Blog of science and life
Pywright - Render javascript websites
Demo: pywright.fly.dev
What is Playwright?
Playwright is a browser automation library from Microsoft. It can be used to automate tasks in the browser, for testing purpose.
But we can use it to scrape data from websites that use javascript to render the content.
Think about Facebook, Twitter, Instagram, etc. They use javascript to render the content. So we can't scrape them with normal tools like requests
or scrapy
.
Selenium is a popular tool for scraping javascript websites. It's powerful, have a lot of features, but it's slow and hard to use.
Playwright is a newplayer in this field. It's fast, have excelent simple API.
What is Pywright?
Pywright is a API service writen in python that use Playwright to render javascript websites. You can easily deploy it to any cloud provider then use it as a service.
Install Pywright
I've created a docker image for Playwright.
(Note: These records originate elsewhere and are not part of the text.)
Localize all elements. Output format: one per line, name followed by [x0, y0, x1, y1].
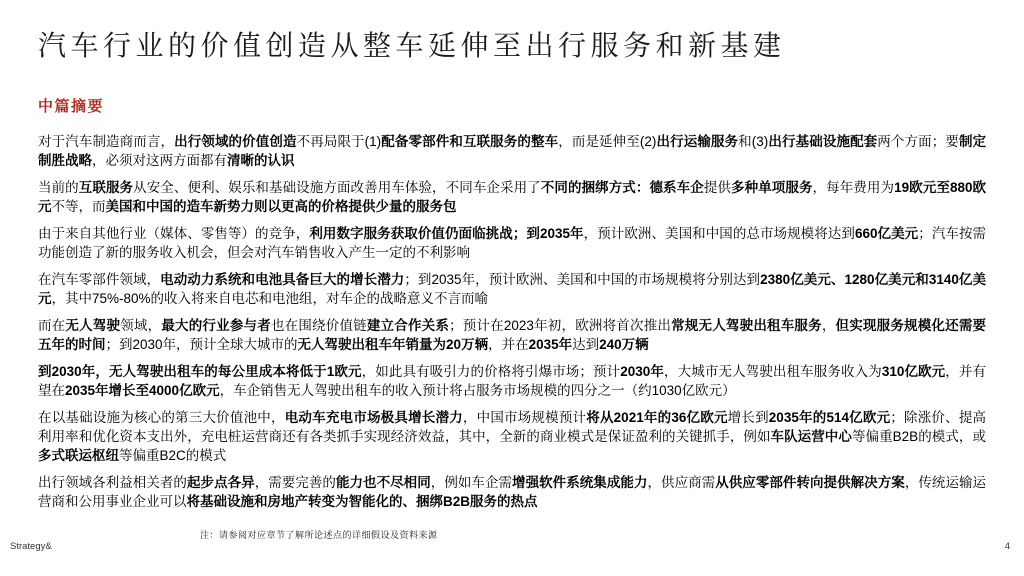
summary-paragraph: 出行领域各利益相关者的起步点各异，需要完善的能力也不尽相同，例如车企需增强软件系…: [38, 473, 986, 511]
slide: 汽车行业的价值创造从整车延伸至出行服务和新基建 中篇摘要 对于汽车制造商而言，出…: [0, 0, 1024, 576]
summary-paragraph: 当前的互联服务从安全、便利、娱乐和基础设施方面改善用车体验，不同车企采用了不同的…: [38, 178, 986, 216]
summary-paragraph: 对于汽车制造商而言，出行领域的价值创造不再局限于(1)配备零部件和互联服务的整车…: [38, 132, 986, 170]
brand-logo: Strategy&: [10, 541, 52, 552]
section-label: 中篇摘要: [38, 95, 104, 116]
summary-paragraph: 在以基础设施为核心的第三大价值池中，电动车充电市场极具增长潜力，中国市场规模预计…: [38, 408, 986, 465]
page-number: 4: [1005, 541, 1010, 552]
footnote: 注：请参阅对应章节了解所论述点的详细假设及资料来源: [200, 528, 438, 541]
summary-paragraph: 在汽车零部件领域，电动动力系统和电池具备巨大的增长潜力；到2035年，预计欧洲、…: [38, 270, 986, 308]
summary-paragraph: 而在无人驾驶领域，最大的行业参与者也在围绕价值链建立合作关系；预计在2023年初…: [38, 316, 986, 354]
summary-paragraph: 到2030年，无人驾驶出租车的每公里成本将低于1欧元，如此具有吸引力的价格将引爆…: [38, 362, 986, 400]
page-title: 汽车行业的价值创造从整车延伸至出行服务和新基建: [38, 24, 988, 64]
summary-paragraphs: 对于汽车制造商而言，出行领域的价值创造不再局限于(1)配备零部件和互联服务的整车…: [38, 132, 986, 519]
summary-paragraph: 由于来自其他行业（媒体、零售等）的竞争，利用数字服务获取价值仍面临挑战；到203…: [38, 224, 986, 262]
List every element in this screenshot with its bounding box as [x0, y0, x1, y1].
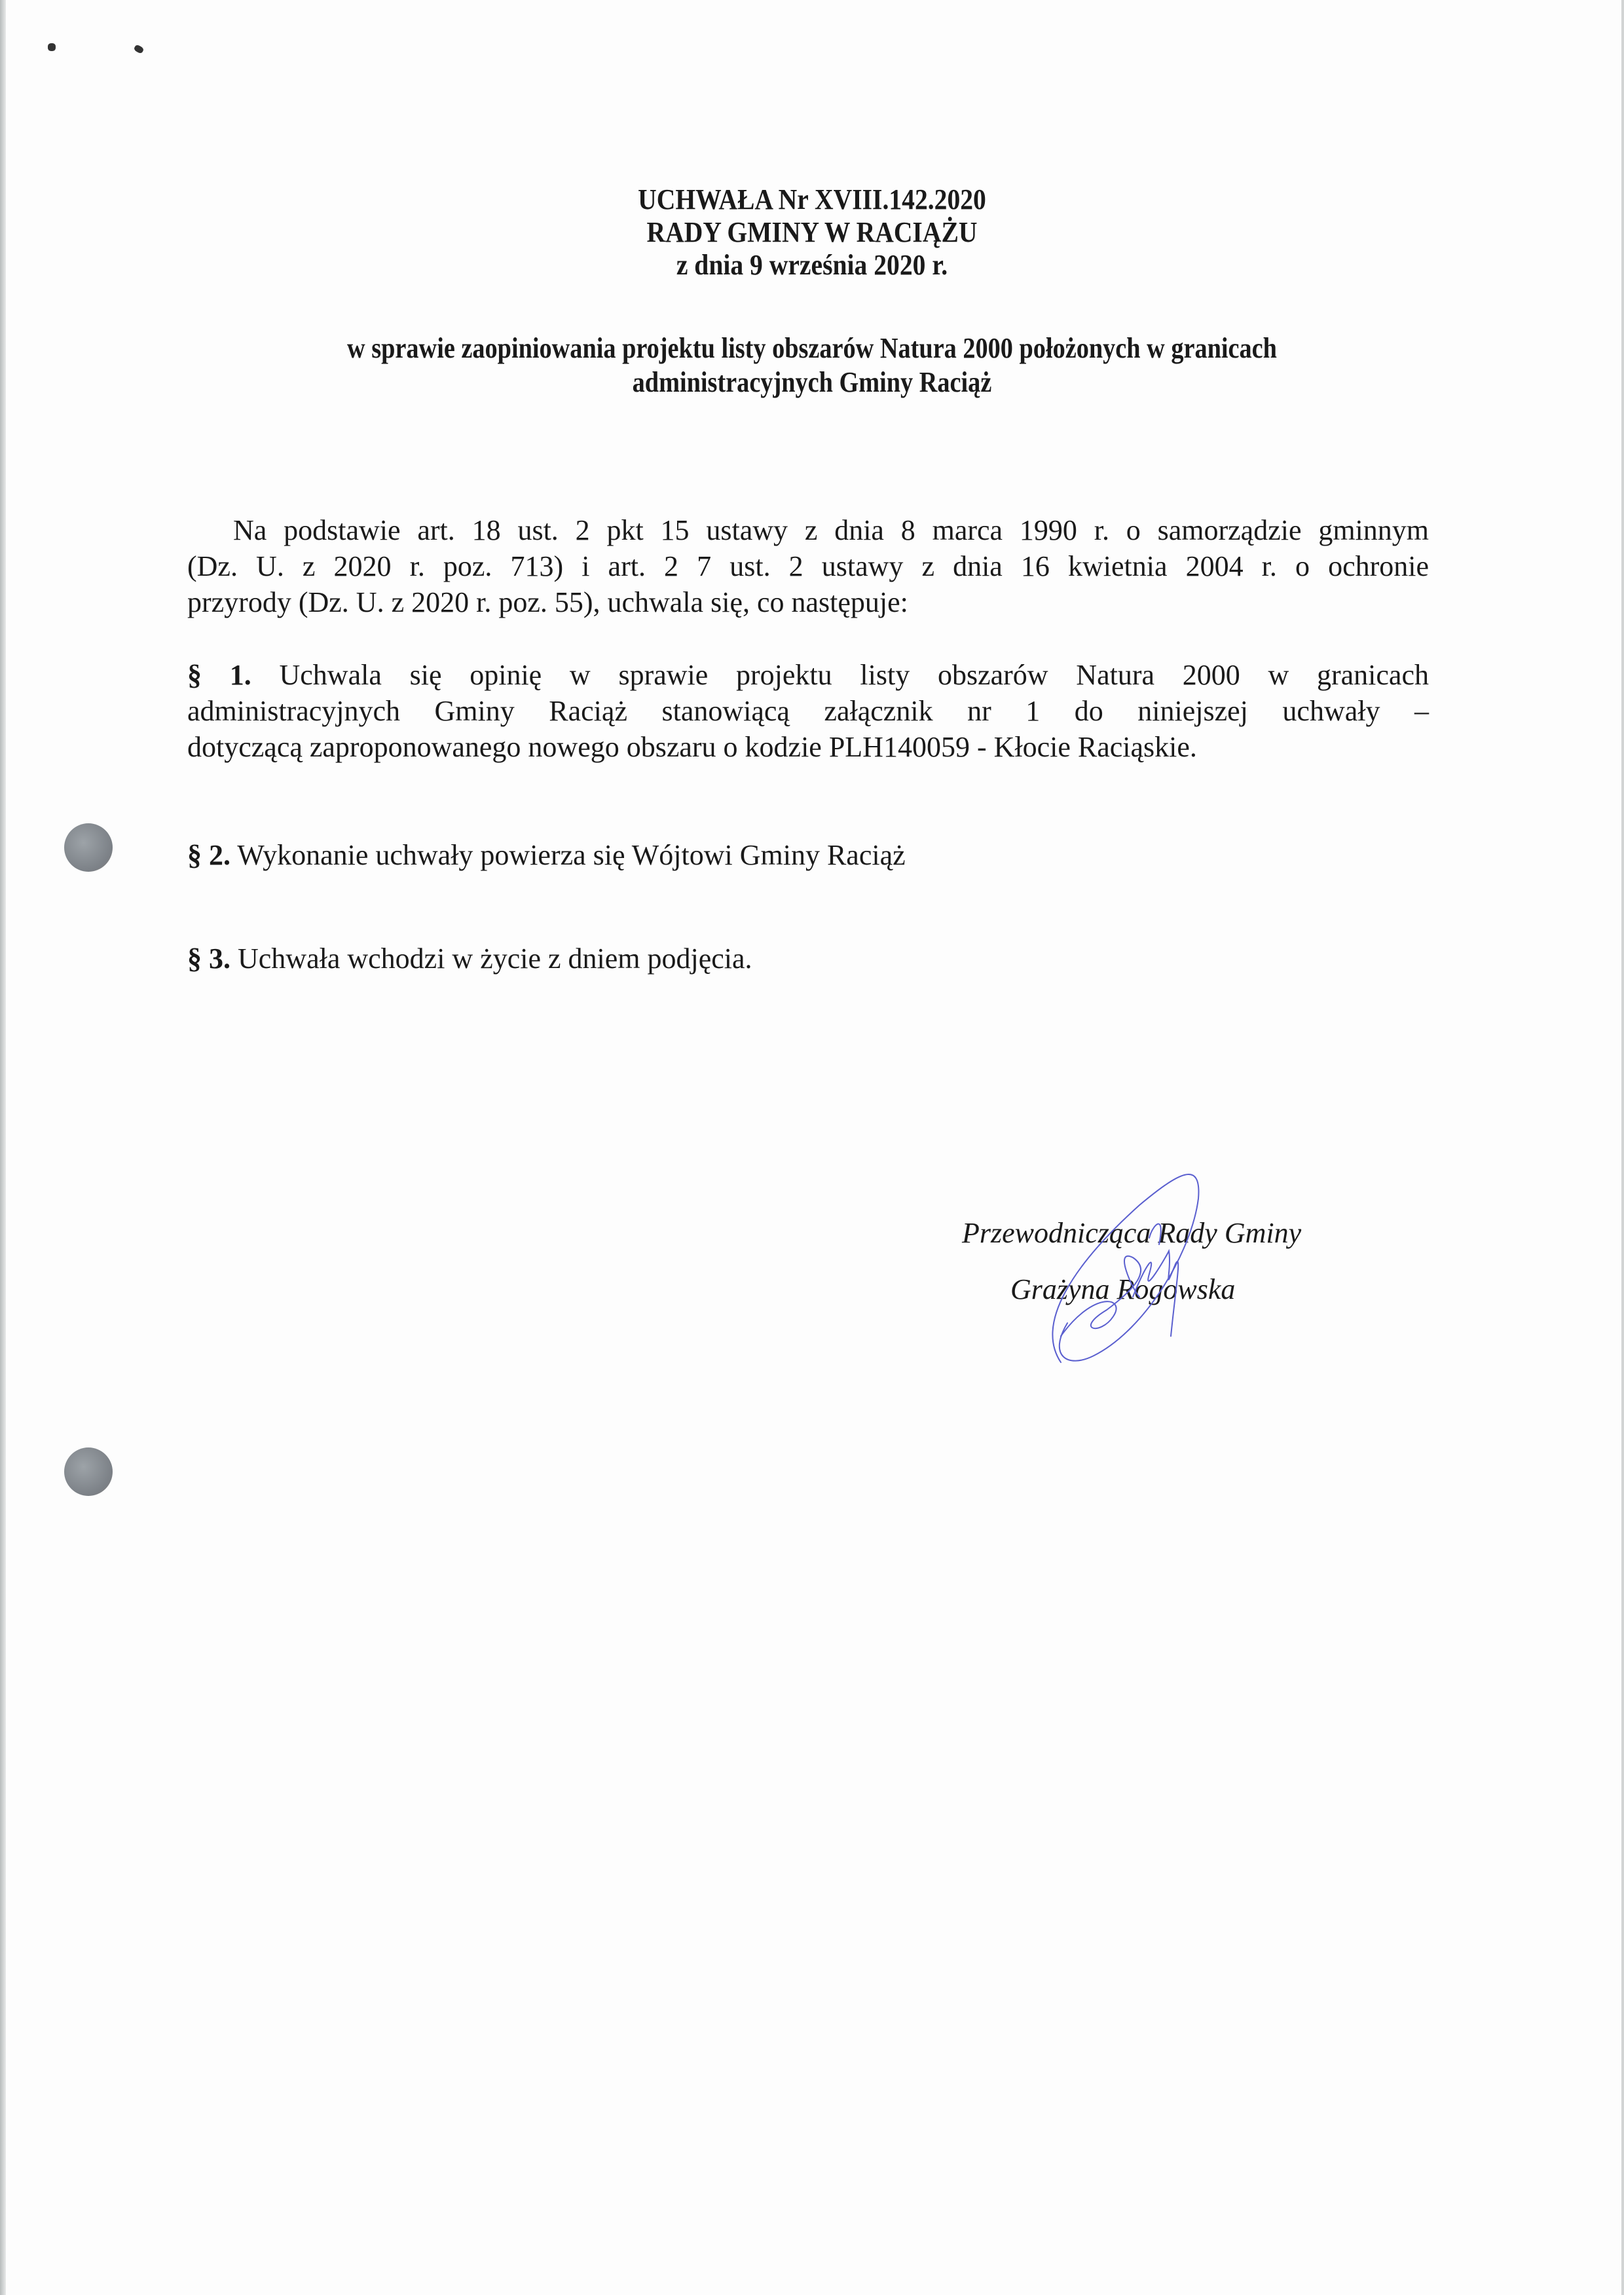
preamble-line: przyrody (Dz. U. z 2020 r. poz. 55), uch…	[187, 584, 1429, 620]
handwritten-signature	[1035, 1159, 1257, 1375]
scan-speck	[48, 43, 56, 51]
resolution-title: UCHWAŁA Nr XVIII.142.2020 RADY GMINY W R…	[81, 183, 1543, 282]
section-3-text: Uchwała wchodzi w życie z dniem podjęcia…	[231, 942, 752, 975]
preamble-line: Na podstawie art. 18 ust. 2 pkt 15 ustaw…	[187, 512, 1429, 548]
section-number: § 1.	[187, 659, 251, 691]
punch-hole	[64, 823, 113, 872]
section-number: § 3.	[187, 942, 231, 975]
punch-hole	[64, 1447, 113, 1496]
title-line: RADY GMINY W RACIĄŻU	[81, 216, 1543, 249]
subject-line: w sprawie zaopiniowania projektu listy o…	[105, 331, 1519, 365]
section-number: § 2.	[187, 839, 231, 871]
title-line: z dnia 9 września 2020 r.	[81, 249, 1543, 282]
section-2: § 2. Wykonanie uchwały powierza się Wójt…	[187, 837, 906, 873]
scan-edge-left	[0, 0, 6, 2295]
section-2-text: Wykonanie uchwały powierza się Wójtowi G…	[231, 839, 906, 871]
section-3: § 3. Uchwała wchodzi w życie z dniem pod…	[187, 941, 752, 977]
section-1: § 1. Uchwala się opinię w sprawie projek…	[187, 657, 1429, 765]
preamble: Na podstawie art. 18 ust. 2 pkt 15 ustaw…	[187, 512, 1429, 620]
section-1-line: dotyczącą zaproponowanego nowego obszaru…	[187, 729, 1429, 765]
resolution-subject: w sprawie zaopiniowania projektu listy o…	[105, 331, 1519, 400]
section-1-line: administracyjnych Gminy Raciąż stanowiąc…	[187, 693, 1429, 729]
title-line: UCHWAŁA Nr XVIII.142.2020	[81, 183, 1543, 216]
subject-line: administracyjnych Gminy Raciąż	[105, 365, 1519, 400]
scan-speck	[133, 44, 144, 54]
preamble-line: (Dz. U. z 2020 r. poz. 713) i art. 2 7 u…	[187, 548, 1429, 584]
section-1-line: § 1. Uchwala się opinię w sprawie projek…	[187, 657, 1429, 693]
scan-edge-right	[1621, 0, 1624, 2295]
It's contain a simple Flask API server, so you can use it as a microservice.
I will create only 2 workers
by default, you can change it by setting WORKERS
environment variable.
How to use Pywright
Just use POST
method to send a request to the server at endpoint /scrape
.
The request body must be a JSON object with 1 field: url
.
{
"url": "https://ipinfo.io"
}
The response will be a HTML string of the website.
Example
Example with httpie
:
http POST http://localhost:5000/scrape url=https://ipinfo.io
or with curl
:
curl -X POST -H "Content-Type: application/json" -d '{"url": "https://ipinfo.io"}' http://localhost:5000/scrape
or with requests
:
import requests
url = "http://localhost:5000/scrape"
html = requests.post(url, json={"url": "https://ipinfo.io"}).text
print(html)